Confesiones a Marcia es la voz del “enamorado” resignado a vivir con una pareja que odia y finge amar para evitar verse perdido, es reclamarle a esa figura que a cuentagotas iba derramando desesperanza a todo el pueblo y que por momentos se trasmuta a disminuir ese espacio universal del dolor que los gobiernos militares daban para recordar parte del dolor que conlleva la historia propia, logrando unir esa relación de vida, de pareja con la que es desarrollada por el pueblo y esos gobiernos militares en que la injusticia y la represión son características de esa figura femenina que Mendoza llama Marcia.
Claro que Mendoza no es un poeta sólo de verso libre, porque además es un fino sonetista, pausado y seco por momentos, pero siempre preciso y agudo, además de humano.
Entre sus libros se cuenta con Testimonios de Voces, que son poemas que dedica a algunos poetas y curiosamente sólo a una poeta mujer: Claudia Lars.

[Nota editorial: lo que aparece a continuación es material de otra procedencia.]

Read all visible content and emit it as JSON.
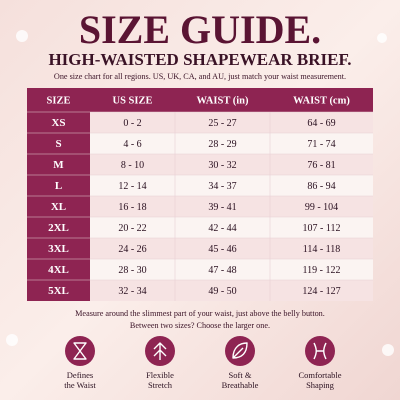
{
  "header": {
    "title": "SIZE GUIDE.",
    "subtitle": "HIGH-WAISTED SHAPEWEAR BRIEF.",
    "note": "One size chart for all regions. US, UK, CA, and AU, just match your waist measurement."
  },
  "table": {
    "headers": [
      "SIZE",
      "US SIZE",
      "WAIST (in)",
      "WAIST (cm)"
    ],
    "rows": [
      [
        "XS",
        "0 - 2",
        "25 - 27",
        "64 - 69"
      ],
      [
        "S",
        "4 - 6",
        "28 - 29",
        "71 - 74"
      ],
      [
        "M",
        "8 - 10",
        "30 - 32",
        "76 - 81"
      ],
      [
        "L",
        "12 - 14",
        "34 - 37",
        "86 - 94"
      ],
      [
        "XL",
        "16 - 18",
        "39 - 41",
        "99 - 104"
      ],
      [
        "2XL",
        "20 - 22",
        "42 - 44",
        "107 - 112"
      ],
      [
        "3XL",
        "24 - 26",
        "45 - 46",
        "114 - 118"
      ],
      [
        "4XL",
        "28 - 30",
        "47 - 48",
        "119 - 122"
      ],
      [
        "5XL",
        "32 - 34",
        "49 - 50",
        "124 - 127"
      ]
    ]
  },
  "footer": {
    "lines": [
      "Measure around the slimmest part of your waist, just above the belly button.",
      "Between two sizes? Choose the larger one."
    ]
  },
  "features": [
    {
      "lines": [
        "Defines",
        "the Waist"
      ]
    },
    {
      "lines": [
        "Flexible",
        "Stretch"
      ]
    },
    {
      "lines": [
        "Soft &",
        "Breathable"
      ]
    },
    {
      "lines": [
        "Comfortable",
        "Shaping"
      ]
    }
  ]
}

Y en cuanto al sentido moral, que incluso llega al momento moralizante o civil de procurar los cambios con el libro Sermones.
Mendoza es una de las voces más representativas de la década de 1970 junto a José María Cuéllar, Ovidio Villafuerte, Ricardo Castro Rivas, Luis Melgar Brizuela, Maura Echeverría, Rafael Góchez Sosa y Alfonso Kijadurías, entre otros.